To estimate the body temperature (BT) of seven dinosaurs Gillooly, Alleen, and Charnov (2006) used an equation that predicts BT from the body mass and maximum growth rate (MGR) with the latter preserved in ontogenetic growth trajectories (BT-equation). The results of these authors evidence inertial homeothermy in Dinosauria and suggest that, due to overheating, the maximum body size in Dinosauria was ultimately limited by BT. In this paper, I revisit this hypothesis of Gillooly, Alleen, and Charnov (2006). I first studied whether BTs derived from the BT-equation of today’s crocodiles, birds and mammals are consistent with core temperatures of animals. Second, I applied the BT-equation to a larger number of dinosaurs than Gillooly, Alleen, and Charnov (2006) did.
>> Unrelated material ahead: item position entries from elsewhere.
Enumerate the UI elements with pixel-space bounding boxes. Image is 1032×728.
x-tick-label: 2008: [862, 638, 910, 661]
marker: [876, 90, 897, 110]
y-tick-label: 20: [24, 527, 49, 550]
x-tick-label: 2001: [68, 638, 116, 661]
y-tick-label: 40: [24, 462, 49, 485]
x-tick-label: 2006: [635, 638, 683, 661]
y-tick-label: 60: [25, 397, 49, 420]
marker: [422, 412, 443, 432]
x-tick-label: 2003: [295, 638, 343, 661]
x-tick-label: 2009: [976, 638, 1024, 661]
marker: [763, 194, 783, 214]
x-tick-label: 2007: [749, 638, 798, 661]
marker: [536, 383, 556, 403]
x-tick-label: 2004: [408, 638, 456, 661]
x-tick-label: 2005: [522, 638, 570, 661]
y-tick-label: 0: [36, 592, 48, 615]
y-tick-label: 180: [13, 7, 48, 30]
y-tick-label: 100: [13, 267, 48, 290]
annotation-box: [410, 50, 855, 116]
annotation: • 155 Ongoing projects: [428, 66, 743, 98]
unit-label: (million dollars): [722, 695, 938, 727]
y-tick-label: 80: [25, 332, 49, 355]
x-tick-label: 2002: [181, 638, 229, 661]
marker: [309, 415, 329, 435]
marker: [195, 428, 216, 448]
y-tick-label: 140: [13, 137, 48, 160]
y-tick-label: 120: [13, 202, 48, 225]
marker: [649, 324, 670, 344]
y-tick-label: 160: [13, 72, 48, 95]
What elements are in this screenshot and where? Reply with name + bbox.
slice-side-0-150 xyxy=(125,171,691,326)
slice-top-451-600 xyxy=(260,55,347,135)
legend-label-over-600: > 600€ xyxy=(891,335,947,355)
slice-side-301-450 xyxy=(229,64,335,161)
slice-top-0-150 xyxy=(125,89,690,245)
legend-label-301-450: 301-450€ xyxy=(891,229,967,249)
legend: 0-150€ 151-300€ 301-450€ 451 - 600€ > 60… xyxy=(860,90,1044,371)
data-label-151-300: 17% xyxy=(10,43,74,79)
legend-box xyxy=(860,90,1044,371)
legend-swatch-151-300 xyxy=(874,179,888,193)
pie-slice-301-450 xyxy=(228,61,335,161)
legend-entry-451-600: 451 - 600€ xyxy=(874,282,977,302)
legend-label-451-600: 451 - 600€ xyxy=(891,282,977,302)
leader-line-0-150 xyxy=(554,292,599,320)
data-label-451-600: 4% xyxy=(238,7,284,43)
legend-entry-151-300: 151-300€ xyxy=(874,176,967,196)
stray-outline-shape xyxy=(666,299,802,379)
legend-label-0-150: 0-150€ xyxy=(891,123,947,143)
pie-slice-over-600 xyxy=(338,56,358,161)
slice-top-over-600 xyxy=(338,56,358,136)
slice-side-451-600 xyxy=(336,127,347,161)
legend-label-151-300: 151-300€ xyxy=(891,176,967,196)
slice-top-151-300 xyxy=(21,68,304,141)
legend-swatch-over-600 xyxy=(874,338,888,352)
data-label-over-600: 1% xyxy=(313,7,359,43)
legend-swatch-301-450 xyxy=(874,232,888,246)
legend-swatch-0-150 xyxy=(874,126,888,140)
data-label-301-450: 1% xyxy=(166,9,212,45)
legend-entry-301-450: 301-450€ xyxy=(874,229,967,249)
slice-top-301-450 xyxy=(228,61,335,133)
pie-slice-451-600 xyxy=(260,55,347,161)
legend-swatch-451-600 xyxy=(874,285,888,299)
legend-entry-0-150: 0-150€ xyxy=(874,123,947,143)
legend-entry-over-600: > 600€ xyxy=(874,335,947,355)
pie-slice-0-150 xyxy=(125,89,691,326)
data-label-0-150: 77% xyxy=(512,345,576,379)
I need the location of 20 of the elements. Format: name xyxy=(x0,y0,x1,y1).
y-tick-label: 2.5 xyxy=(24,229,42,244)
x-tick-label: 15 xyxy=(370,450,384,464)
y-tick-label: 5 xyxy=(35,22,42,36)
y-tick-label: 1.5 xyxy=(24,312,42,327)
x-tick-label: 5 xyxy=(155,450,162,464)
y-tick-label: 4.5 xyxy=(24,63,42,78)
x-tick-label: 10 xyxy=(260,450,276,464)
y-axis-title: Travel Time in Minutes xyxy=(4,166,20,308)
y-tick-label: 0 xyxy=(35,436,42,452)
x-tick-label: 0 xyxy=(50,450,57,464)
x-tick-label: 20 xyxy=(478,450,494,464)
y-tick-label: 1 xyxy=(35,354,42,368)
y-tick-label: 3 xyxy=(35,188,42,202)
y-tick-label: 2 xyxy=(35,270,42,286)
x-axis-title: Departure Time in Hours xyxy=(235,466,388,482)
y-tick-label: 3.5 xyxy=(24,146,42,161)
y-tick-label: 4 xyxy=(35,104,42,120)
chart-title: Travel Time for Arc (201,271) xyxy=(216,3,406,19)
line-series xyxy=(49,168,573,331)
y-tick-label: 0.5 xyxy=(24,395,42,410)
In particular, I estimated BT of Archaeopteryx (from two MGRs), ornithischians (two), theropods (three), prosauropods (three), and sauropods (nine). For extant species, the BT value estimated from the BT-equation was a poor estimate of an animal’s core temperature. For birds, BT was always strongly overestimated and for crocodiles underestimated; for mammals the accuracy of BT was moderate. I argue that taxon-specific differences in the scaling of MGR (intercept and exponent of the regression line, log-log-transformed) and in the parameterization of the Arrhenius model both used in the BT-equation as well as ecological and evolutionary adaptations of species cause these inaccuracies. Irrespective of the found inaccuracy of BTs estimated from the BT-equation and contrary to the results of Gillooly, Alleen, and Charnov (2006) I found no increase in BT with increasing body mass across all dinosaurs (Sauropodomorpha, Sauropoda) studied. This observation questions that, due to overheating, the maximum size in Dinosauria was ultimately limited by BT. However, the general high inaccuracy of dinosaurian BTs derived from the BT-equation makes a reliable test of whether body size in dinosaurs was ultimately limited by overheating impossible.